Children of Moses Cleveland
Moses Cleveland is apparently the ancestor of all Cle(a)velands who are of New England origin. When he arrived in Massachusetts from Ipswich, County Suffolk, England, in 1635, he was an indentured apprentice to a housewright. After remaining a few years in Boston, Moses, along with Edward Winn, founded the town of Woburn in 1640. Moses became a freeman in 1643. At that time a freeman was required "to be of godly walk and conversation, to be at least twenty years of age, to take an oath of allegiance to the government of Massachusetts Bay Colony, to be worth 200 pounds, to hold office if elected or pay a fine of forty shillings, and to vote in all elections or pay the same fine." Because these restrictions were so severe, many eligible apprentices chose not to become freemen with so little freedom!

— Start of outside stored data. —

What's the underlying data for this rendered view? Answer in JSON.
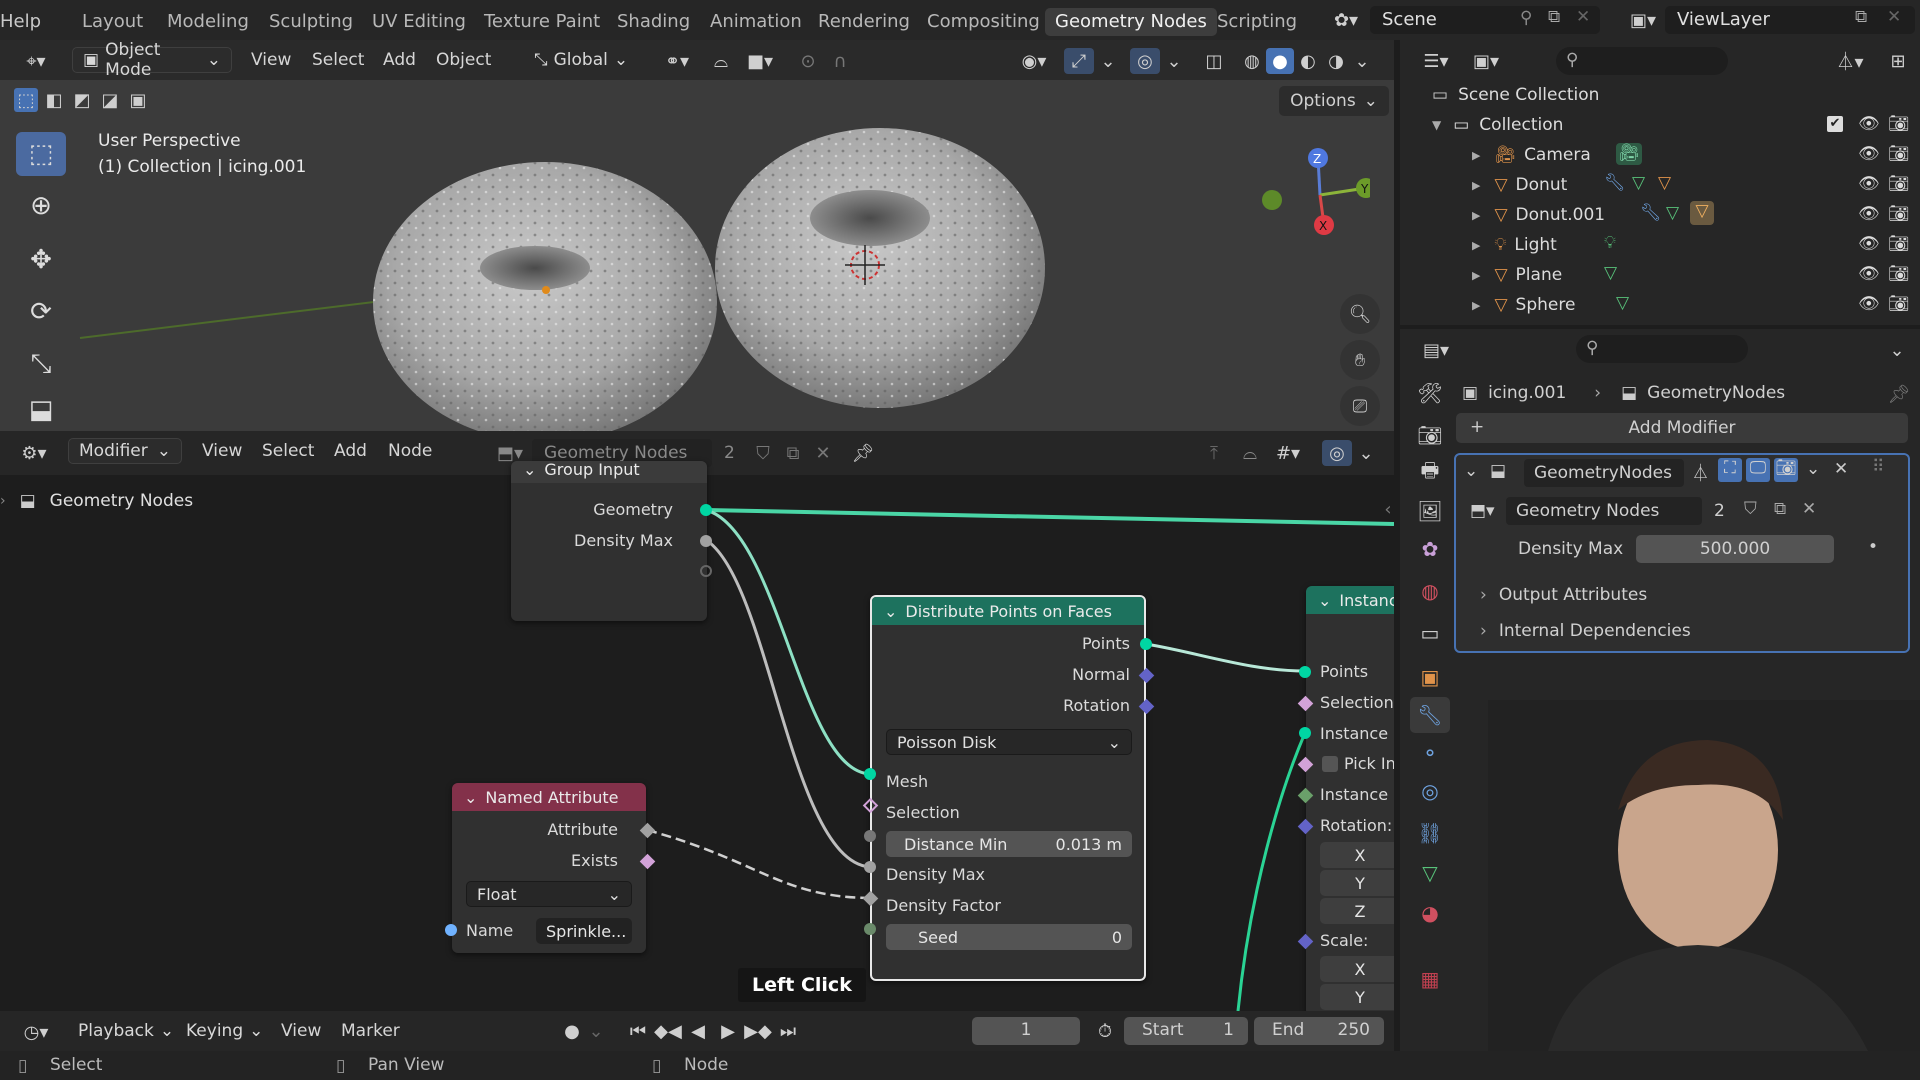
{
  "topbar": {
    "help": "Help",
    "workspaces": [
      "Layout",
      "Modeling",
      "Sculpting",
      "UV Editing",
      "Texture Paint",
      "Shading",
      "Animation",
      "Rendering",
      "Compositing",
      "Geometry Nodes",
      "Scripting"
    ],
    "active_workspace": "Geometry Nodes",
    "scene": "Scene",
    "view_layer": "ViewLayer"
  },
  "viewport": {
    "mode": "Object Mode",
    "menu": [
      "View",
      "Select",
      "Add",
      "Object"
    ],
    "orientation": "Global",
    "options": "Options",
    "overlay_title": "User Perspective",
    "overlay_subtitle": "(1) Collection | icing.001",
    "gizmo": {
      "x": "X",
      "y": "Y",
      "z": "Z"
    }
  },
  "node_editor": {
    "editor": "Modifier",
    "menu": [
      "View",
      "Select",
      "Add",
      "Node"
    ],
    "tree_name": "Geometry Nodes",
    "tree_users": "2",
    "breadcrumb": "Geometry Nodes",
    "group_input": {
      "title": "Group Input",
      "outputs": [
        "Geometry",
        "Density Max"
      ]
    },
    "distribute": {
      "title": "Distribute Points on Faces",
      "outputs": [
        "Points",
        "Normal",
        "Rotation"
      ],
      "method": "Poisson Disk",
      "inputs": [
        "Mesh",
        "Selection"
      ],
      "distance_min_label": "Distance Min",
      "distance_min_value": "0.013 m",
      "density_max": "Density Max",
      "density_factor": "Density Factor",
      "seed_label": "Seed",
      "seed_value": "0"
    },
    "named_attribute": {
      "title": "Named Attribute",
      "outputs": [
        "Attribute",
        "Exists"
      ],
      "type": "Float",
      "name_label": "Name",
      "name_value": "Sprinkle..."
    },
    "instance": {
      "title": "Instanc",
      "points": "Points",
      "selection": "Selection",
      "instance": "Instance",
      "pick": "Pick In",
      "instance_index": "Instance I",
      "rotation": "Rotation:",
      "x": "X",
      "y": "Y",
      "z": "Z",
      "scale": "Scale:",
      "sx": "X",
      "sy": "Y"
    },
    "tooltip": "Left Click"
  },
  "timeline": {
    "menu": [
      "Playback",
      "Keying",
      "View",
      "Marker"
    ],
    "current_frame": "1",
    "start_label": "Start",
    "start": "1",
    "end_label": "End",
    "end": "250"
  },
  "statusbar": {
    "items": [
      "Select",
      "Pan View",
      "Node"
    ]
  },
  "outliner": {
    "root": "Scene Collection",
    "collection": "Collection",
    "objects": [
      "Camera",
      "Donut",
      "Donut.001",
      "Light",
      "Plane",
      "Sphere"
    ]
  },
  "properties": {
    "object": "icing.001",
    "modifier_crumb": "GeometryNodes",
    "add_modifier": "Add Modifier",
    "modifier_name": "GeometryNodes",
    "node_group": "Geometry Nodes",
    "node_group_users": "2",
    "density_max_label": "Density Max",
    "density_max_value": "500.000",
    "panels": [
      "Output Attributes",
      "Internal Dependencies"
    ]
  },
  "colors": {
    "geometry_socket": "#00d6a3",
    "float_socket": "#a1a1a1",
    "vector_socket": "#6363c7",
    "named_attr_header": "#83314a",
    "distribute_header": "#1d725e",
    "accent": "#4772b3"
  }
}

In 1642 Woburn selectmen appointed "land viewers" who allocated Moses a share of the public lands promised by the General Court, thereby designating Moses as an official "citizen." The 1663 Woburn Militia Muster Roll gives his age as thirty-nine. Around this time he also witnessed the certificate of Constable Thomas Dutton, who had tried unsuccessfully to deliver a circular letter from King Charles II to the people of Woburn. The good constable apparently needed verification that he had tried to fulfill his official duties but was spurned by the citizens, who felt that Charles was trying to "seduce the towns from their allegiance to the colony charter and government."
On 26 Sep 1648 Moses married Ann Winn, the daughter of Edward and Joanna Winn of Woburn. Edward, a carpenter and a joiner, was probably the master of the apprentice Moses.
Moses Cleveland died in 1701/2 in Woburn and was buried there in the "Old First Burying Ground."